Photo on the right depicts Rudolph Rosa who is part of the research team
We may have heard of the thought experiment that debates whether a thousand monkeys typing forever would eventually produce the greatest novel of all time. Well, we may now have a new question, whether robots may write the greatest play of all time?
A new project run by researchers at Charles University, Švanda Theater and the Academy of Performing Arts in Prague, are utilising Artificial Intelligence to write a new play set to be performed in 2021.
Using open-source language, known as GPT-2, the machine will be given the task of writing a brand new play from a pre-existing base text. The basis of the play will be Karel Čapek and his brother Josef who 100 years ago wrote the play R.U.R. about machines of the future. The play itself coined the term 'robot'.
The 100 year anniversary then seemed like the perfect time to have a play written by robots about the man who wrote a play 100 years ago about robots of the future.
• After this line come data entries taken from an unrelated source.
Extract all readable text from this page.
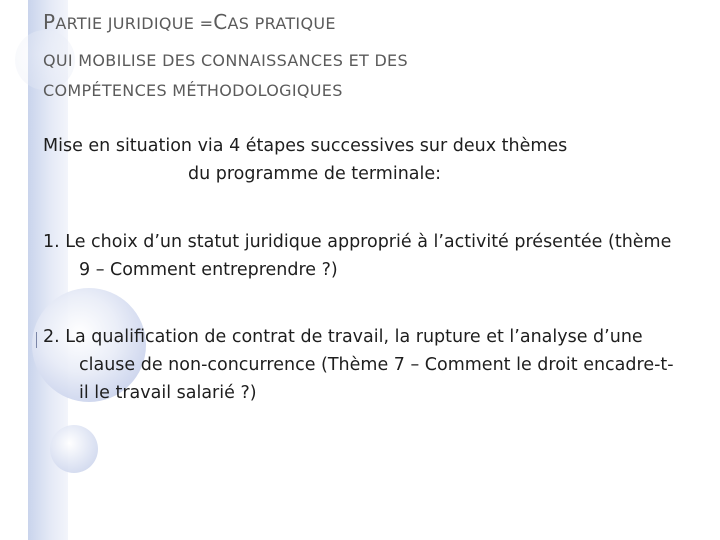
PARTIE JURIDIQUE =CAS PRATIQUE
QUI MOBILISE DES CONNAISSANCES ET DES
COMPÉTENCES MÉTHODOLOGIQUES

Mise en situation via 4 étapes successives sur deux thèmes
du programme de terminale:

1. Le choix d’un statut juridique approprié à l’activité présentée (thème 9 – Comment entreprendre ?)

2. La qualification de contrat de travail, la rupture et l’analyse d’une clause de non-concurrence (Thème 7 – Comment le droit encadre-t-il le travail salarié ?)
Rudolf Rosa, who is part of the team, said:
"The main idea behind our study came from Tomáš Studeník, an innovator who noticed that the 100-year anniversary of the theatre play R.U.R. is approaching. This was a key moment for robotics, as the idea of a robot, including the word 'robot' itself, was invented by Karel Čapek and his brother Josef, who wrote this play. Tomáš thought that this should be properly celebrated and came up with the idea of turning the story around: 100 years ago, a man wrote a theatre play about robots; what if today, robots wrote a theatre play about men?"
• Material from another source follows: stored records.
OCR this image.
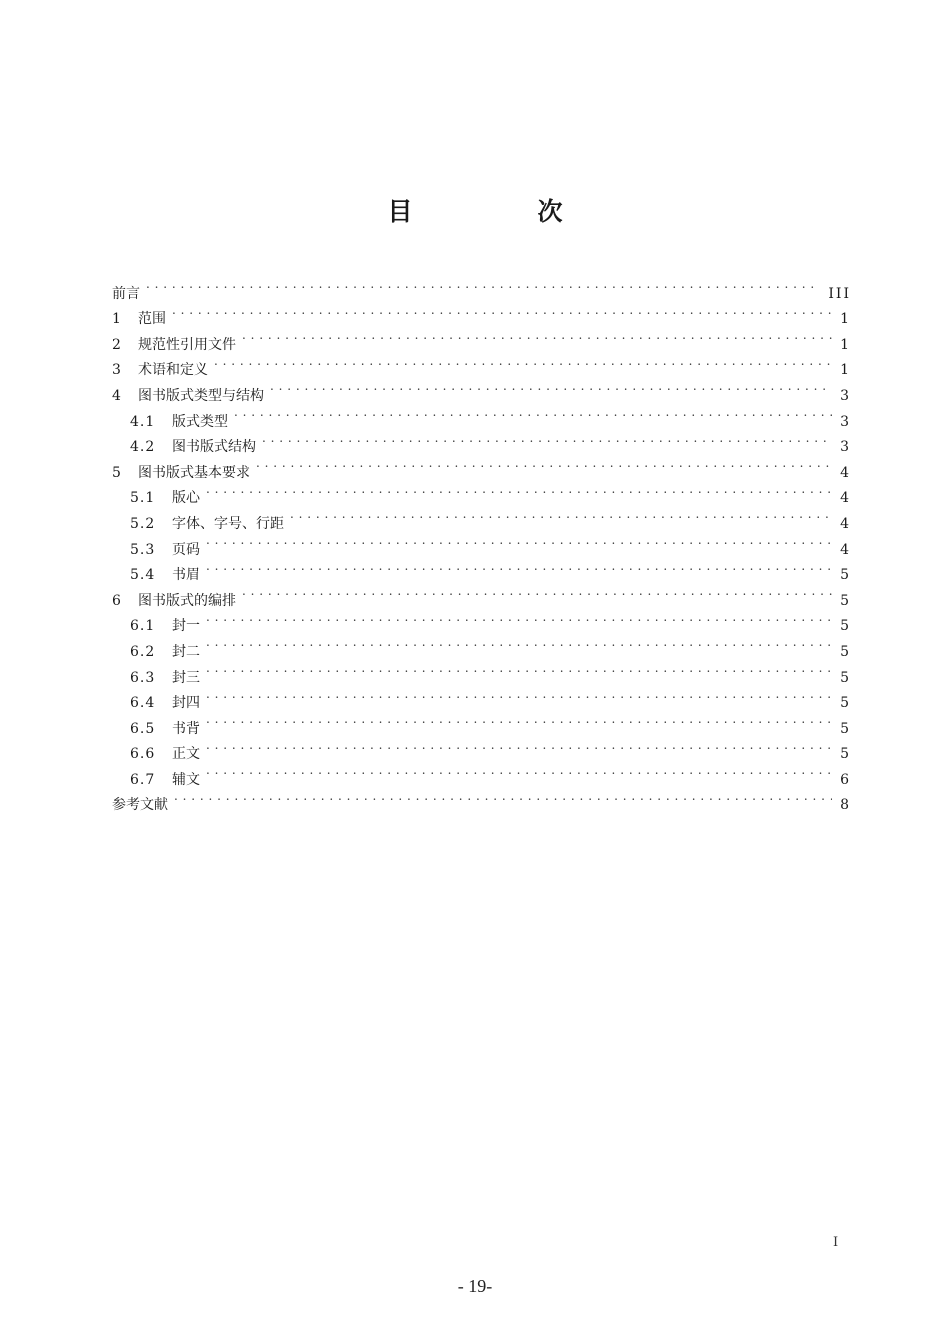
目　次
前言 . . .	III
1	范围 . . .	1
2	规范性引用文件 . . .	1
3	术语和定义 . . .	1
4	图书版式类型与结构 . . .	3
4.1	版式类型 . . .	3
4.2	图书版式结构 . . .	3
5	图书版式基本要求 . . .	4
5.1	版心 . . .	4
5.2	字体、字号、行距 . . .	4
5.3	页码 . . .	4
5.4	书眉 . . .	5
6	图书版式的编排 . . .	5
6.1	封一 . . .	5
6.2	封二 . . .	5
6.3	封三 . . .	5
6.4	封四 . . .	5
6.5	书背 . . .	5
6.6	正文 . . .	5
6.7	辅文 . . .	6
参考文献 . . .	8
I
- 19-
AI researchers believe that we are entering an era where humans and AI will be able to collaborate in exciting arts projects. Rosa who calls it the "the human-in-the-loop concept", explains:
"Basically, all computer-generated 'art' (if we want to call it so) is touched and retouched by humans in some way, but often this is not very transparent. In our work, we are trying to be very explicit on what the machine does and what a human does, making their cooperation an integral part of the system design, not a post-hoc fix."
While AI has already been used to create everything from artwork, to computer programs, to blueprints for construction, this is the first time a major play will be written entirely by AI At present A.I. is even being used to search for drugs that could be of use in fighting the CoVid-19 pandemic.
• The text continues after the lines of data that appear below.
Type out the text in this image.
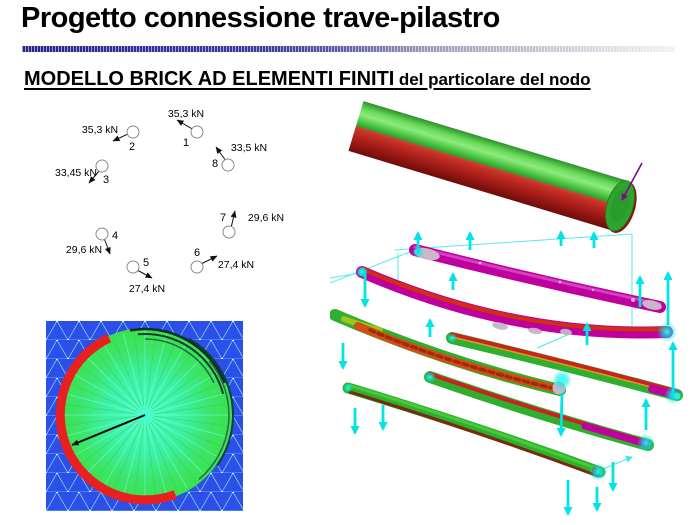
Progetto connessione trave-pilastro

MODELLO BRICK AD ELEMENTI FINITI del particolare del nodo

1
35,3 kN
2
35,3 kN
3
33,45 kN
4
29,6 kN
5
27,4 kN
6
27,4 kN
7 29,6 kN
8
33,5 kN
Rosa went on to explain the creative process:
"When we fed GPT-2 a scene setting and a few lines of the drama script, it generated further lines in the same style and focusing on the topic of the input script chunk. This way, we did not have to train anything (yet), as we restricted the generator a bit to keep to the task and not to diverge elsewhere. We can thus make use of the great large GPT-2 model trained for a very long time on very large texts, which we could not afford ourselves to train on our hardware, as only the largest tech companies can train such models nowadays."
This truly is an exciting project and will be one historic step in the integration of Artificial Intelligence into the arts.